Singapore Budget 2020: $1,000 SkillsFuture Credit top-up for mid-career workers; more places in re-skilling programmes

The additional SkillsFuture Credit can be used from Oct 1 this year and will expire on Dec 31, 2025 in order to encourage people to take early action. ST PHOTO: KUA CHEE SIONG

SINGAPORE - Mid-career workers in their 40s and 50s will receive $1,000 in SkillsFuture Credit this year to help this group of locals stay employable and move to new jobs or new roles.

This comprises a top-up of $500 that will be given to all Singaporeans aged 25 and older, and an additional top-up of $500 specifically for those aged 40 to 60 as at Dec 31 this year.

Deputy Prime Minister Heng Swee Keat announced this in the Budget speech on Tuesday (Feb 18) as one part of a new SkillsFuture Mid-Career Support Package.

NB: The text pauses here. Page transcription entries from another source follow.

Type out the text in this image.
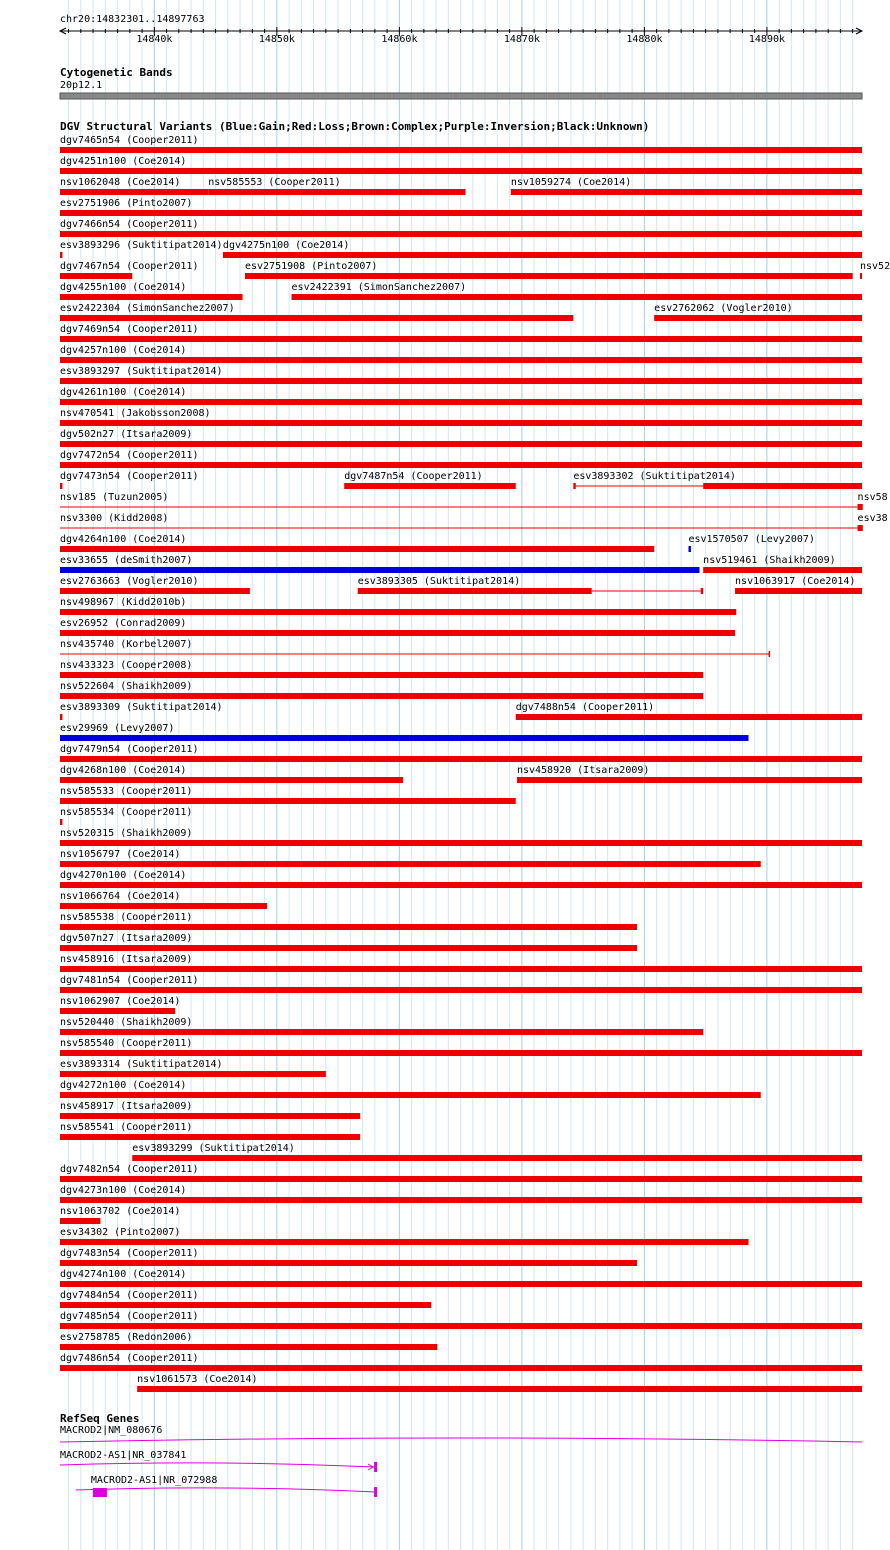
chr20:14832301..14897763
Cytogenetic Bands
20p12.1
DGV Structural Variants (Blue:Gain;Red:Loss;Brown:Complex;Purple:Inversion;Black:Unknown)
dgv7465n54 (Cooper2011)
dgv4251n100 (Coe2014)
nsv1062048 (Coe2014)	nsv585553 (Cooper2011)	nsv1059274 (Coe2014)
esv2751906 (Pinto2007)
dgv7466n54 (Cooper2011)
esv3893296 (Suktitipat2014) dgv4275n100 (Coe2014)
dgv7467n54 (Cooper2011)	esv2751908 (Pinto2007)	nsv52
dgv4255n100 (Coe2014)	esv2422391 (SimonSanchez2007)
esv2422304 (SimonSanchez2007)	esv2762062 (Vogler2010)
dgv7469n54 (Cooper2011)
dgv4257n100 (Coe2014)
esv3893297 (Suktitipat2014)
dgv4261n100 (Coe2014)
nsv470541 (Jakobsson2008)
dgv502n27 (Itsara2009)
dgv7472n54 (Cooper2011)
dgv7473n54 (Cooper2011)	dgv7487n54 (Cooper2011)	esv3893302 (Suktitipat2014)
nsv185 (Tuzun2005)	nsv58
nsv3300 (Kidd2008)	esv38
dgv4264n100 (Coe2014)	esv1570507 (Levy2007)
esv33655 (deSmith2007)	nsv519461 (Shaikh2009)
esv2763663 (Vogler2010)	esv3893305 (Suktitipat2014)	nsv1063917 (Coe2014)
nsv498967 (Kidd2010b)
esv26952 (Conrad2009)
nsv435740 (Korbel2007)
nsv433323 (Cooper2008)
nsv522604 (Shaikh2009)
esv3893309 (Suktitipat2014)	dgv7488n54 (Cooper2011)
esv29969 (Levy2007)
dgv7479n54 (Cooper2011)
dgv4268n100 (Coe2014)	nsv458920 (Itsara2009)
nsv585533 (Cooper2011)
nsv585534 (Cooper2011)
nsv520315 (Shaikh2009)
nsv1056797 (Coe2014)
dgv4270n100 (Coe2014)
nsv1066764 (Coe2014)
nsv585538 (Cooper2011)
dgv507n27 (Itsara2009)
nsv458916 (Itsara2009)
dgv7481n54 (Cooper2011)
nsv1062907 (Coe2014)
nsv520440 (Shaikh2009)
nsv585540 (Cooper2011)
esv3893314 (Suktitipat2014)
dgv4272n100 (Coe2014)
nsv458917 (Itsara2009)
nsv585541 (Cooper2011)
esv3893299 (Suktitipat2014)
dgv7482n54 (Cooper2011)
dgv4273n100 (Coe2014)
nsv1063702 (Coe2014)
esv34302 (Pinto2007)
dgv7483n54 (Cooper2011)
dgv4274n100 (Coe2014)
dgv7484n54 (Cooper2011)
dgv7485n54 (Cooper2011)
esv2758785 (Redon2006)
dgv7486n54 (Cooper2011)
nsv1061573 (Coe2014)
RefSeq Genes
MACROD2|NM_080676
MACROD2-AS1|NR_037841
MACROD2-AS1|NR_072988
14840k	14850k	14860k	14870k	14880k	14890k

He said the Government aims to double the annual job placement of locals in their 40s and 50s to around 5,500 by 2025.

The additional SkillsFuture Credit can be used from Oct 1 this year and will expire on Dec 31, 2025, in order to encourage people to take early action.

The funds for older workers can be used for about 200 career transition programmes offered by continuing education and training (CET) centres, such as the Workforce Skills Qualifications Certificate in Healthcare Support (Nursing Care), and the National Infocomm Competency Framework-Advanced Certificate in Infocomm Technology (Infrastructure).

The original $500 in SkillsFuture Credit that was provided in 2016 will continue to have no expiry if it has not been used.

Workers now in their 40s and 50s grew up in a time when the economy was just starting to take off, noted Mr Heng, who is also Finance Minister.

"When they started work, it was normal, even celebrated, to stay with one job, in one company, for life. As enterprises restructure, the nature of jobs has changed," he said.

Many people have adapted to these changes, picked up new skills and even switched careers. But some have not seen any job or career changes since leaving school, nor had the chance to upskill earlier, and are now facing greater competition from younger workers and workers overseas.

"I understand their anxiety," said Mr Heng.

"At the same time, with broader global shifts, exciting jobs will emerge. Our mid-career workers can seize these opportunities and do better for themselves and their families. The Government will do more to support them."

He said that there will be more places in reskilling schemes such as the professional conversion programmes under the Adapt and Grow initiative, which helps workers move into growth industries.

Other schemes which will have greater capacity include career transition programmes delivered by CET centres like institutes of higher learning, and sector-specific programmes like the TechSkills Accelerator company-led training for infocomm technology jobs.

To encourage employers to step up and recruit, retain and retrain local mid-career workers, the Government will provide 20 per cent salary support to employers who hire local jobseekers aged 40 and above through professional conversion programmes, place-and-train programmes for rank-and-file workers, and career transition programmes by CET centres.

The hiring incentive will be given for six months and is capped at $6,000 in total. It does not apply to workers for whom employers are already claiming salary support under the Career Support Programme or P-Max scheme.

Finally, a group of volunteer career advisers from professional communities will be assembled to provide peer support and career guidance to local workers.

The Government will streamline its manpower schemes to maximise their impact, said Mr Heng.

"We hope that all these initiatives will provide meaningful support to those in their 40s and 50s to further their careers with confidence," he said.